The inhibitory effect of ginsenoside on KLK5 was measured in the same manner as in Example 1. The samples were divided into four groups from group A to group D. Group A only contained KLK5 and was a blank control group. Group B to group D were the same as group A except for KLK5, but added 10uM, 100nM, and 1nM ginsenosides respectively. Samples were taken every 45 seconds to measure enzyme activity. The activity curves are shown in Figure 4. From top to bottom in the figure are the activity curves of Group B, Group C, Group D and Group A respectively.
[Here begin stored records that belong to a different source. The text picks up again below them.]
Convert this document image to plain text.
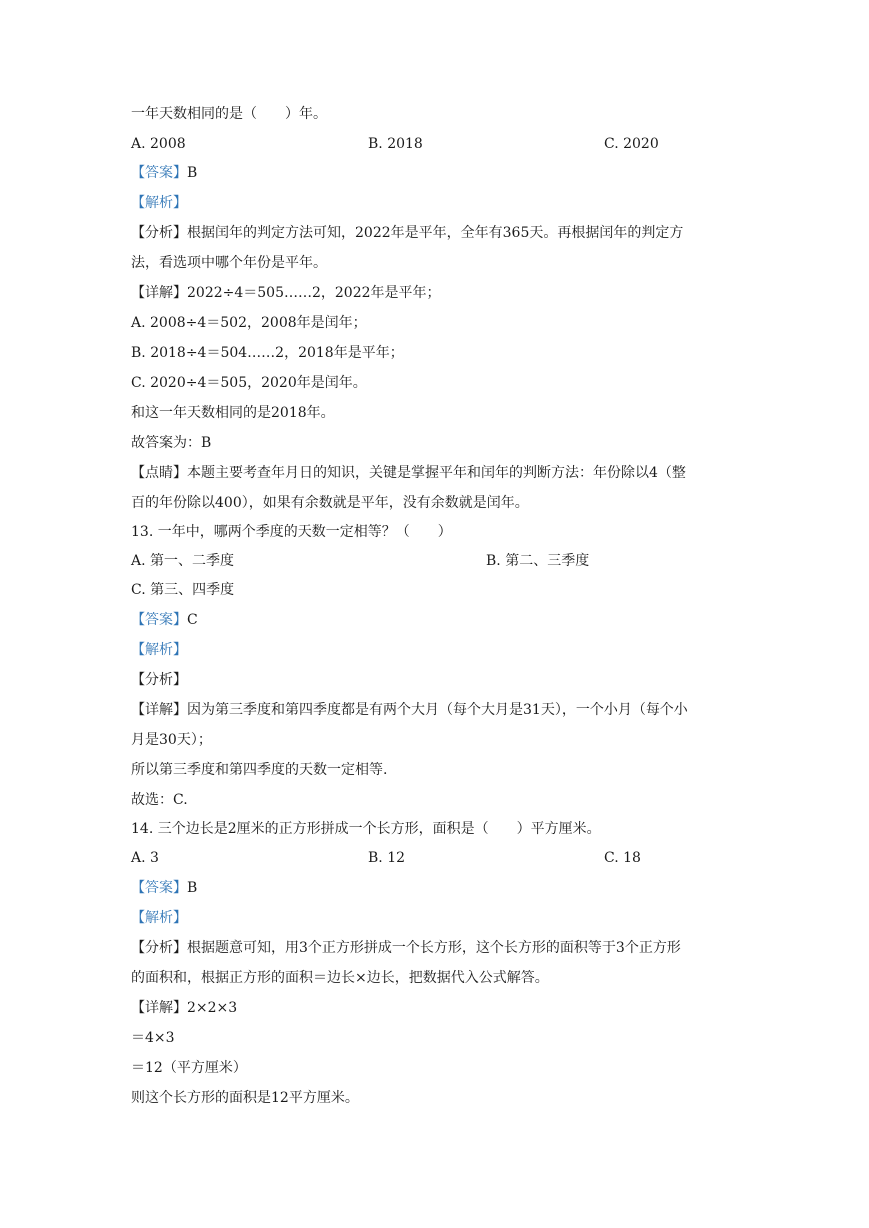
一年天数相同的是（　　）年。
A. 2008	B. 2018	C. 2020
【答案】B
【解析】
【分析】根据闰年的判定方法可知，2022年是平年，全年有365天。再根据闰年的判定方
法，看选项中哪个年份是平年。
【详解】2022÷4＝505……2，2022年是平年；
A. 2008÷4＝502，2008年是闰年；
B. 2018÷4＝504……2，2018年是平年；
C. 2020÷4＝505，2020年是闰年。
和这一年天数相同的是2018年。
故答案为：B
【点睛】本题主要考查年月日的知识，关键是掌握平年和闰年的判断方法：年份除以4（整
百的年份除以400），如果有余数就是平年，没有余数就是闰年。
13. 一年中，哪两个季度的天数一定相等？（　　）
A. 第一、二季度	B. 第二、三季度
C. 第三、四季度
【答案】C
【解析】
【分析】
【详解】因为第三季度和第四季度都是有两个大月（每个大月是31天），一个小月（每个小
月是30天）；
所以第三季度和第四季度的天数一定相等.
故选：C.
14. 三个边长是2厘米的正方形拼成一个长方形，面积是（　　）平方厘米。
A. 3	B. 12	C. 18
【答案】B
【解析】
【分析】根据题意可知，用3个正方形拼成一个长方形，这个长方形的面积等于3个正方形
的面积和，根据正方形的面积＝边长×边长，把数据代入公式解答。
【详解】2×2×3
＝4×3
＝12（平方厘米）
则这个长方形的面积是12平方厘米。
From Figure 4 of the changes in KLK5 protease activity, it can be seen that ginsenoside has no inhibitory effect on KLK5 at all.

Example 3

The MK-7 is added to the emulsion as a small molecule kallikrein inhibitor. The formula is as shown in Table 4. The emulsion can quickly and effectively inhibit the overexpression of kallikrein, promote the balance of proteases and their inhibitors, and repair damage. skin barrier.

Table 4 Emulsion 1

Example 4

Astaxanthin is added to the emulsion as a small molecule kallikrein inhibitor. The formula is shown in Table 5. The emulsion has the function of repairing the damaged skin barrier.

Table 5 Emulsion 2

Claims (5)

1. The application of polyterpenoids as kallikrein inhibitors in cosmetics, wherein the polyterpenoids are selected from vitamin K2, coenzyme Q or carotenoids. 2. Application according to claim 1, characterized in that the vitamin K2 is selected from the group consisting of vitamin K2 (MK-4), vitamin K2 (MK-7), vitamin K2 (MK-8), DMK-7 or DMK-8. 3. The application according to claim 1, characterized in that the coenzyme Q is coenzyme Q6, coenzyme Q7, coenzyme Q8, coenzyme Q9 or coenzyme Q10. 4. Application according to claim 1, characterized in that the carotenoid is selected from the group consisting of lycopene, β-carotene, canthaxanthin, zeaxanthin, astaxanthin, lutein, and capsanthin. pigment, neurosporin, antheraxanthin or cryptoxanthin. 5. Application according to claim 1, characterized in that the polyterpenoid compound is selected from vitamin K2 (MK-7) or astaxanthin.